Pour autant, le constat n’est peut-être pas si sombre. Tout n’est peut-être qu’une question de perspective, et au regard de l’ampleur des mutations, il apparaît sans doute préférable d’adopter une lecture plus optimiste. On a pu attribuer la méfiance des revues à l’égard du numérique à une forme conservatisme rejetant les progrès en matière de diffusion, de libre accès ou de nouveaux usages de lecture. Il est probable qu’une meilleure littératie numérique renverse cette attitude et inverse même la tendance. Car l’édition est aussi un lieu d’innovation, et les revues ont une large marge de création à investir. C’est effectivement la vision de la directrice de la revue Itinéraires :

– [1:23:33] MN : Historiquement, les revues ça a toujours été un espace exploratoire, plus que les éditions papier où il y a déjà quelque chose de presque patrimonial. Il y a un coté expérimental dans la revue qui est possible.
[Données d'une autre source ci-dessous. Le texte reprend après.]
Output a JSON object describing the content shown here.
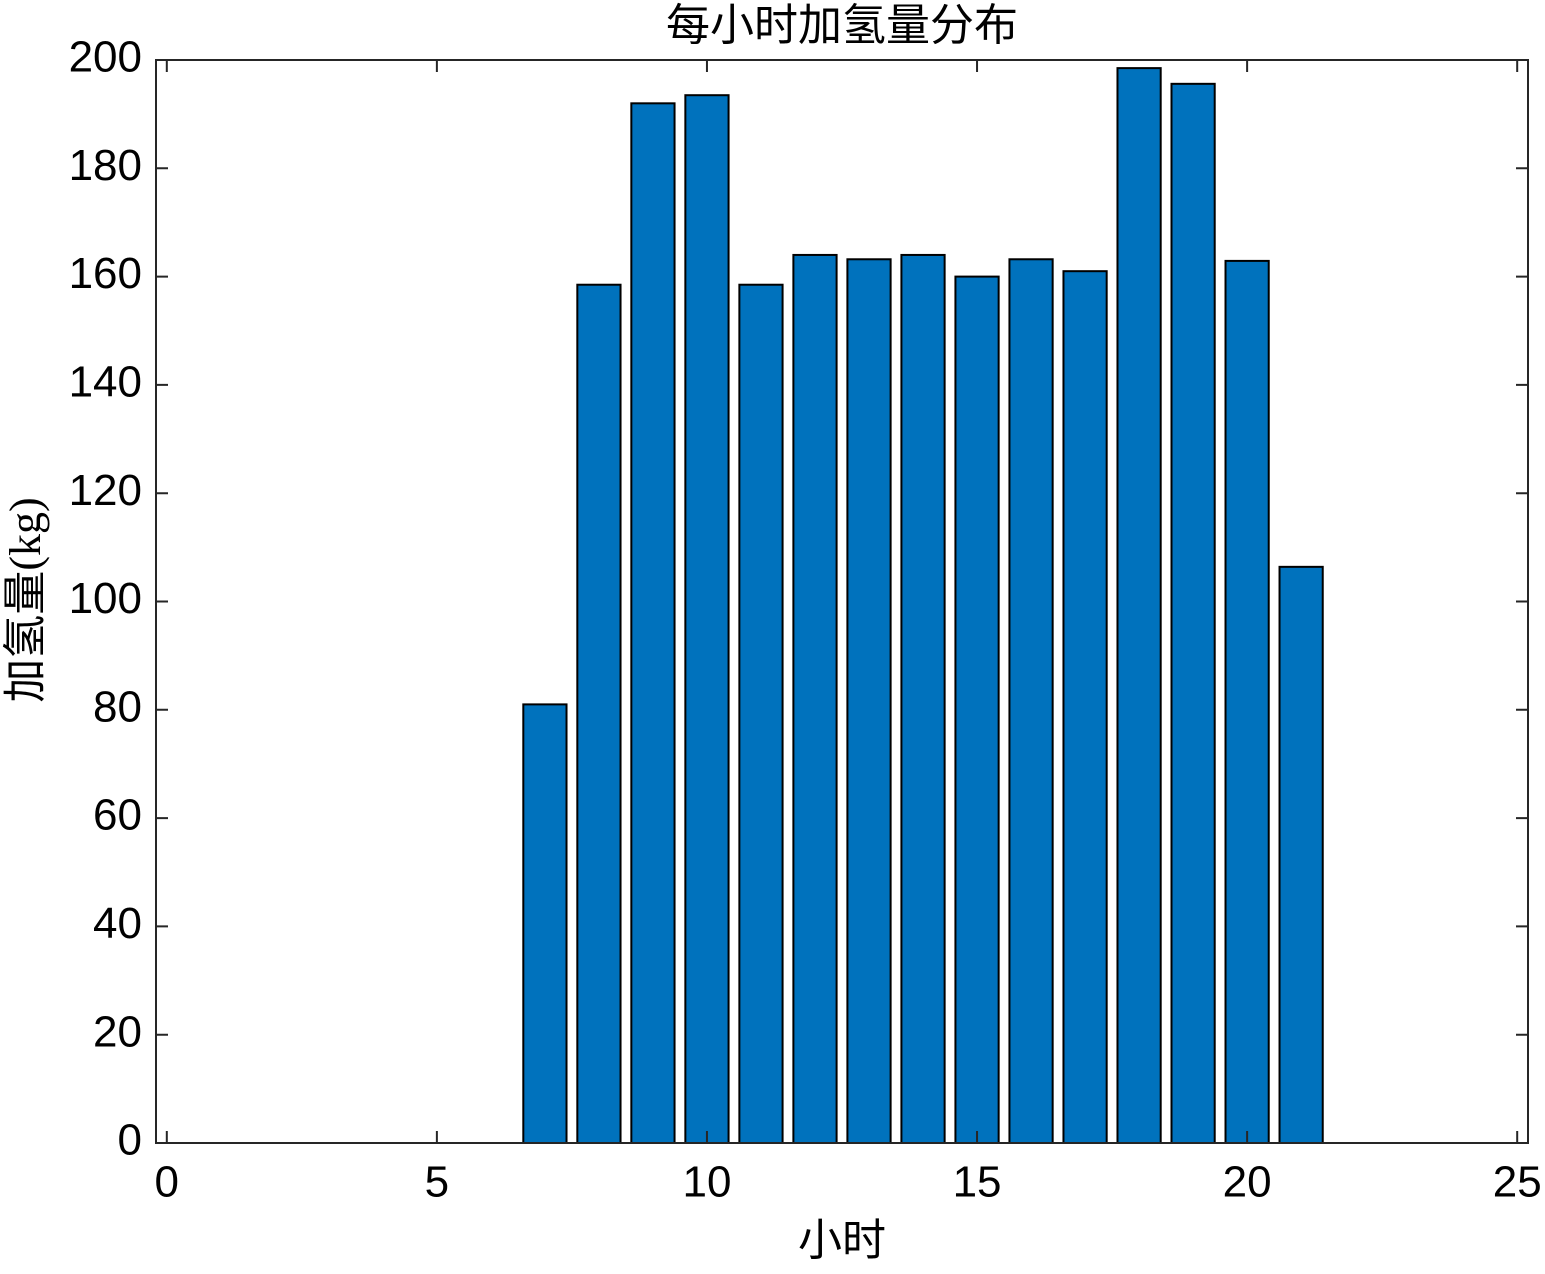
{
  "chart_data": {
    "type": "bar",
    "title": "每小时加氢量分布",
    "x_label": "小时",
    "y_label": "加氢量(kg)",
    "x": [
      7,
      8,
      9,
      10,
      11,
      12,
      13,
      14,
      15,
      16,
      17,
      18,
      19,
      20,
      21
    ],
    "values": [
      81,
      158.5,
      192,
      193.5,
      158.5,
      164,
      163.2,
      164,
      160,
      163.2,
      161,
      198.5,
      195.6,
      162.9,
      106.4
    ],
    "color": "#0072bd",
    "xlim": [
      -0.2,
      25.2
    ],
    "xticks": [
      0,
      5,
      10,
      15,
      20,
      25
    ],
    "ylim": [
      0,
      200
    ],
    "yticks": [
      0,
      20,
      40,
      60,
      80,
      100,
      120,
      140,
      160,
      180,
      200
    ]
  }
}
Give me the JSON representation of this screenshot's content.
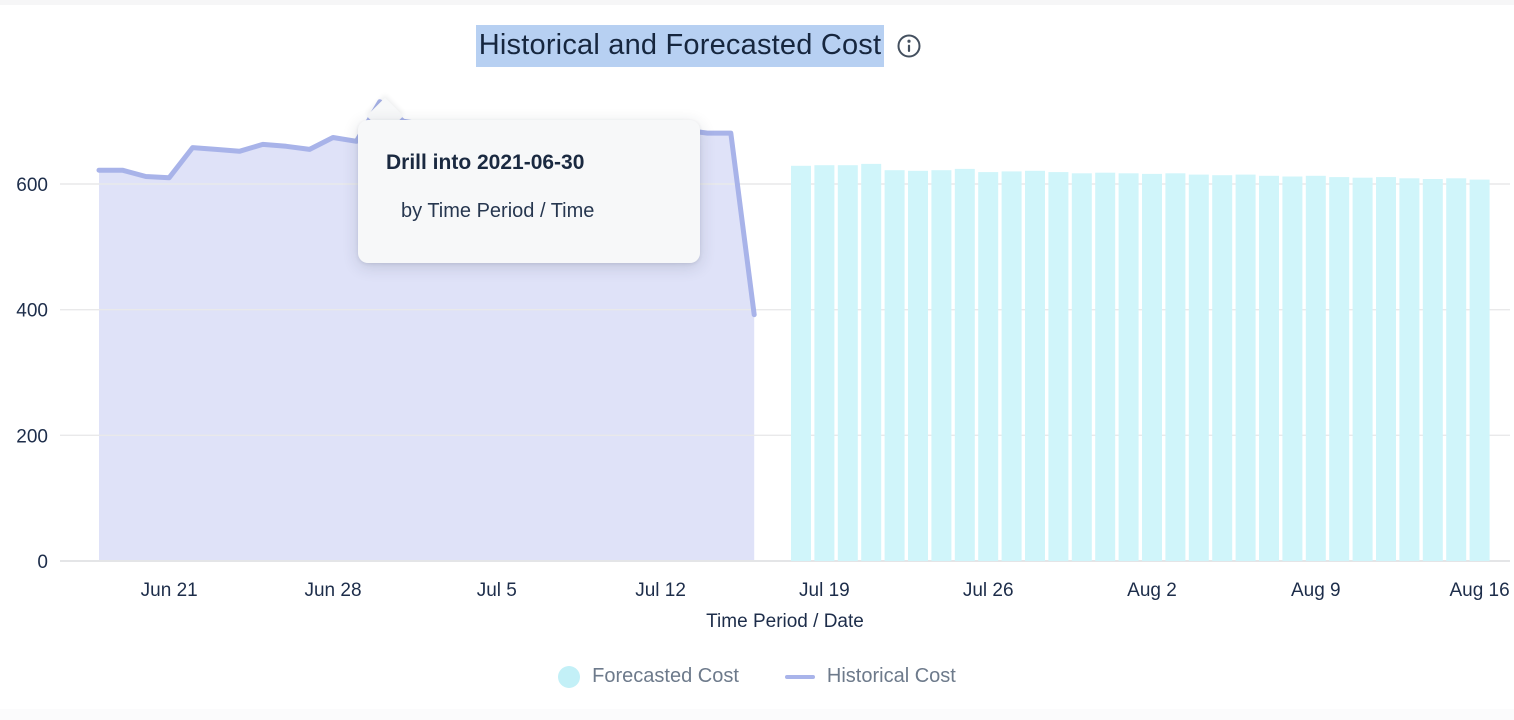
{
  "header": {
    "title": "Historical and Forecasted Cost",
    "title_highlight_color": "#b7d0f2",
    "info_icon": "info-icon"
  },
  "tooltip": {
    "title": "Drill into 2021-06-30",
    "subtitle": "by Time Period / Time"
  },
  "axis": {
    "xlabel": "Time Period / Date"
  },
  "legend": [
    {
      "label": "Forecasted Cost",
      "swatch": "circle",
      "color": "#c3f0f7"
    },
    {
      "label": "Historical Cost",
      "swatch": "line",
      "color": "#a9b4ea"
    }
  ],
  "chart_data": {
    "type": "area+bar",
    "title": "Historical and Forecasted Cost",
    "xlabel": "Time Period / Date",
    "ylabel": "",
    "ylim": [
      0,
      760
    ],
    "yticks": [
      0,
      200,
      400,
      600
    ],
    "xticks": [
      "Jun 21",
      "Jun 28",
      "Jul 5",
      "Jul 12",
      "Jul 19",
      "Jul 26",
      "Aug 2",
      "Aug 9",
      "Aug 16"
    ],
    "xtick_dates": [
      "2021-06-21",
      "2021-06-28",
      "2021-07-05",
      "2021-07-12",
      "2021-07-19",
      "2021-07-26",
      "2021-08-02",
      "2021-08-09",
      "2021-08-16"
    ],
    "x_start_date": "2021-06-18",
    "grid": true,
    "legend_position": "bottom",
    "series": [
      {
        "name": "Historical Cost",
        "type": "area",
        "line_color": "#a8b3e9",
        "fill_color": "#dfe2f8",
        "dates": [
          "2021-06-18",
          "2021-06-19",
          "2021-06-20",
          "2021-06-21",
          "2021-06-22",
          "2021-06-23",
          "2021-06-24",
          "2021-06-25",
          "2021-06-26",
          "2021-06-27",
          "2021-06-28",
          "2021-06-29",
          "2021-06-30",
          "2021-07-01",
          "2021-07-02",
          "2021-07-03",
          "2021-07-04",
          "2021-07-05",
          "2021-07-06",
          "2021-07-07",
          "2021-07-08",
          "2021-07-09",
          "2021-07-10",
          "2021-07-11",
          "2021-07-12",
          "2021-07-13",
          "2021-07-14",
          "2021-07-15",
          "2021-07-16"
        ],
        "values": [
          622,
          622,
          612,
          610,
          658,
          655,
          652,
          663,
          660,
          655,
          674,
          668,
          731,
          700,
          694,
          697,
          692,
          695,
          690,
          693,
          688,
          691,
          686,
          689,
          684,
          686,
          681,
          681,
          392
        ]
      },
      {
        "name": "Forecasted Cost",
        "type": "bar",
        "color": "#d0f5fa",
        "dates": [
          "2021-07-18",
          "2021-07-19",
          "2021-07-20",
          "2021-07-21",
          "2021-07-22",
          "2021-07-23",
          "2021-07-24",
          "2021-07-25",
          "2021-07-26",
          "2021-07-27",
          "2021-07-28",
          "2021-07-29",
          "2021-07-30",
          "2021-07-31",
          "2021-08-01",
          "2021-08-02",
          "2021-08-03",
          "2021-08-04",
          "2021-08-05",
          "2021-08-06",
          "2021-08-07",
          "2021-08-08",
          "2021-08-09",
          "2021-08-10",
          "2021-08-11",
          "2021-08-12",
          "2021-08-13",
          "2021-08-14",
          "2021-08-15",
          "2021-08-16"
        ],
        "values": [
          629,
          630,
          630,
          632,
          622,
          621,
          622,
          624,
          619,
          620,
          621,
          619,
          617,
          618,
          617,
          616,
          617,
          615,
          614,
          615,
          613,
          612,
          613,
          611,
          610,
          611,
          609,
          608,
          609,
          607
        ]
      }
    ]
  }
}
Dans un autre registre, les éditrices de la revue Intermédialités ont plusieurs fois exprimé leur frustration face aux contraintes éditoriales imposées par la plateforme Érudit et son format de diffusion. Les évolutions de forme qu’elles envisagent pour exploiter les potentialités de l’environnement numérique sont ainsi bien plus innovantes sur le plan scientifique que les ajustements du système d’information du diffuseur. L’extrême normalisation imposée par la concentration des revues sur quelques plateformes de diffusion constitue un véritable obstacle à l’innovation éditoriale.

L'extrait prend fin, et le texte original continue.